We are running 1 server/cluster to provide scalability in terms of the amount of services that can be hosted rather than increase the amount of requests that need to be fulfilled. When 2 servers are added to 1 cluster it scales the amount of requests a service can handle rather than how many services can be hosted. The 'minInstancesPerNode' and 'maxInstancesPerNode' setting specify how man instances per node the publishers would like available for their services.
Assume we set 1 'min instances' and 2 'max instances' on each service (default).
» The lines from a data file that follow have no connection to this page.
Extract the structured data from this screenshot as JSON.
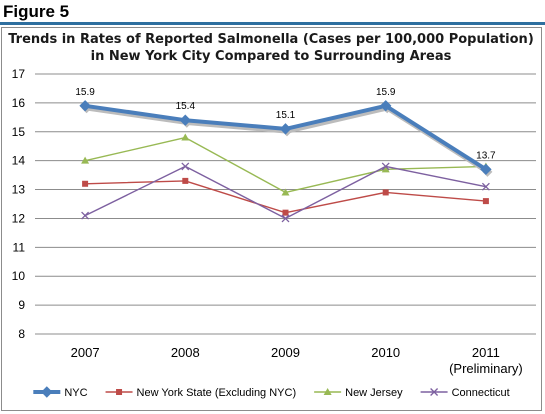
{
  "figure_label": "Figure 5",
  "chart_data": {
    "type": "line",
    "title_lines": [
      "Trends in Rates of Reported Salmonella (Cases per 100,000 Population)",
      "in New York City Compared to Surrounding Areas"
    ],
    "categories": [
      [
        "2007"
      ],
      [
        "2008"
      ],
      [
        "2009"
      ],
      [
        "2010"
      ],
      [
        "2011",
        "(Preliminary)"
      ]
    ],
    "ylim": [
      8,
      17
    ],
    "yticks": [
      8,
      9,
      10,
      11,
      12,
      13,
      14,
      15,
      16,
      17
    ],
    "grid": true,
    "legend_position": "bottom",
    "series": [
      {
        "name": "NYC",
        "values": [
          15.9,
          15.4,
          15.1,
          15.9,
          13.7
        ],
        "data_labels": [
          "15.9",
          "15.4",
          "15.1",
          "15.9",
          "13.7"
        ],
        "color": "#4a7ebb",
        "marker": "diamond",
        "thick": true
      },
      {
        "name": "New York State (Excluding NYC)",
        "values": [
          13.2,
          13.3,
          12.2,
          12.9,
          12.6
        ],
        "color": "#be4b48",
        "marker": "square"
      },
      {
        "name": "New Jersey",
        "values": [
          14.0,
          14.8,
          12.9,
          13.7,
          13.8
        ],
        "color": "#98b954",
        "marker": "triangle"
      },
      {
        "name": "Connecticut",
        "values": [
          12.1,
          13.8,
          12.0,
          13.8,
          13.1
        ],
        "color": "#7d60a0",
        "marker": "x"
      }
    ]
  }
}
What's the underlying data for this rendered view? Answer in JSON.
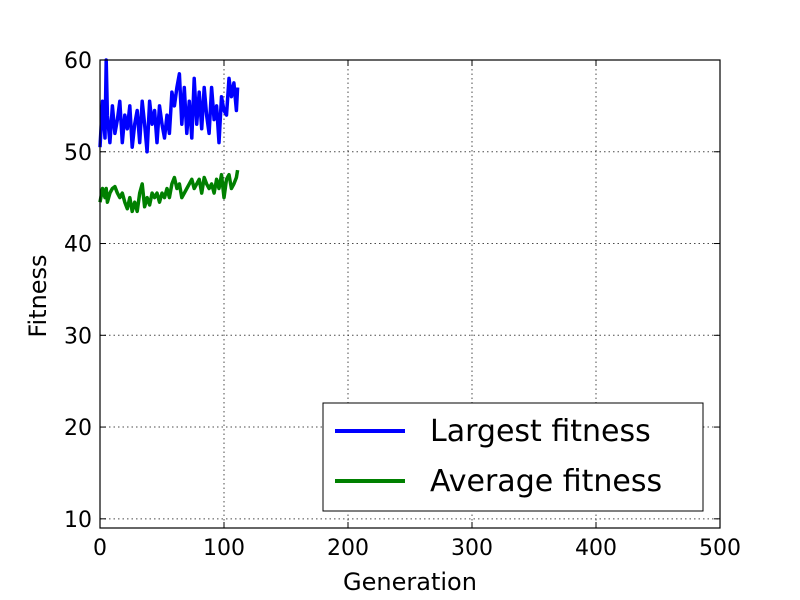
{
  "chart_data": {
    "type": "line",
    "xlabel": "Generation",
    "ylabel": "Fitness",
    "xlim": [
      0,
      500
    ],
    "ylim": [
      9,
      60
    ],
    "xticks": [
      0,
      100,
      200,
      300,
      400,
      500
    ],
    "yticks": [
      10,
      20,
      30,
      40,
      50,
      60
    ],
    "grid": true,
    "legend_position": "lower-right",
    "series": [
      {
        "name": "Largest fitness",
        "color": "#0000ff",
        "x": [
          0,
          2,
          4,
          5,
          6,
          8,
          10,
          12,
          14,
          16,
          18,
          20,
          22,
          24,
          26,
          28,
          30,
          32,
          34,
          36,
          38,
          40,
          42,
          44,
          46,
          48,
          50,
          52,
          54,
          56,
          58,
          60,
          62,
          64,
          66,
          68,
          70,
          72,
          74,
          76,
          78,
          80,
          82,
          84,
          86,
          88,
          90,
          92,
          94,
          96,
          98,
          100,
          102,
          104,
          106,
          108,
          110,
          111
        ],
        "values": [
          50.5,
          55.5,
          51.5,
          60,
          54,
          51,
          55,
          52,
          53.5,
          55.5,
          51,
          54,
          52.5,
          55,
          50.5,
          53,
          54.5,
          51,
          55.5,
          53,
          50,
          55.5,
          53,
          54.5,
          51,
          55,
          53,
          51.5,
          54,
          52,
          56.5,
          55,
          57,
          58.5,
          53,
          57,
          52,
          55.5,
          51.5,
          58,
          53,
          56.5,
          52.5,
          57,
          54,
          52,
          57,
          53.5,
          55,
          51,
          56,
          54.5,
          54,
          58,
          56,
          57.5,
          54.5,
          57
        ]
      },
      {
        "name": "Average fitness",
        "color": "#008000",
        "x": [
          0,
          2,
          4,
          5,
          6,
          8,
          10,
          12,
          14,
          16,
          18,
          20,
          22,
          24,
          26,
          28,
          30,
          32,
          34,
          36,
          38,
          40,
          42,
          44,
          46,
          48,
          50,
          52,
          54,
          56,
          58,
          60,
          62,
          64,
          66,
          68,
          70,
          72,
          74,
          76,
          78,
          80,
          82,
          84,
          86,
          88,
          90,
          92,
          94,
          96,
          98,
          100,
          102,
          104,
          106,
          108,
          110,
          111
        ],
        "values": [
          44.5,
          46,
          45,
          46,
          44.5,
          45.5,
          46,
          46.2,
          45.5,
          45,
          45.5,
          44.5,
          43.8,
          45,
          43.5,
          44.5,
          43.5,
          45.5,
          46.5,
          44,
          45,
          44.2,
          45.5,
          45,
          45.5,
          44.5,
          45.5,
          45,
          46,
          45,
          46.5,
          47.2,
          46,
          46.5,
          45,
          45.5,
          46,
          46.5,
          47,
          46,
          46.5,
          47,
          45.5,
          47.2,
          46.5,
          46,
          46.5,
          45.5,
          47,
          46,
          47.5,
          45,
          47,
          47.5,
          46,
          46.5,
          47.2,
          48
        ]
      }
    ]
  }
}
Assume we had 4 servers each are spec'd to host 250 total instance executables...
Scenario 1: Scale the amount of services to be hosted
If we have 1 server/cluster and 4 total clusters, then we can host 1000 total services when idle (4 servers*250 instances/server). assuming each service only needs 1 instancePerNode. Obviously this has no room for growth in terms of hosting more services or having more instances available for requests.
Scenario 2: Scale the amount of requests that need to be fulfilled
If we had a 3 node cluster, then while idle ArcGIS Server will build 1 instance on each node in that cluster for each service (so that 3 executables can handle requests rather than 1 executable in the scenario above). with that scenario, I can only host (at most) 250 total services and assume they will not need a second 'instancePerNode' spun up. Obviously this has no room for growth in terms of hosting more services.
Based on our business requirements (for this project).... this arcgis server platform needs to provide large amounts of services that require little use (at this point in time). Isolating the servers into individual clusters meet that need and also provide some isolation from each-other. Monitoring usage in the future may change this publishing model (where we may have a multi-node cluster and move services to that cluster that become popular). Make sense?
As for the AD Roles... we had some pretty serious performance issues at ArcGIS Server 10.1 and have not revisited since. I'm not sure if those have been worked out or not in 10.2.2.
I am interested in the QFE you referenced. We have been pushing secure support for a hot fix on both of these issues Without much success. Do you have more information about this QFE regarding what was fixed, how to get ahold of this and how to deploy this? Thanks!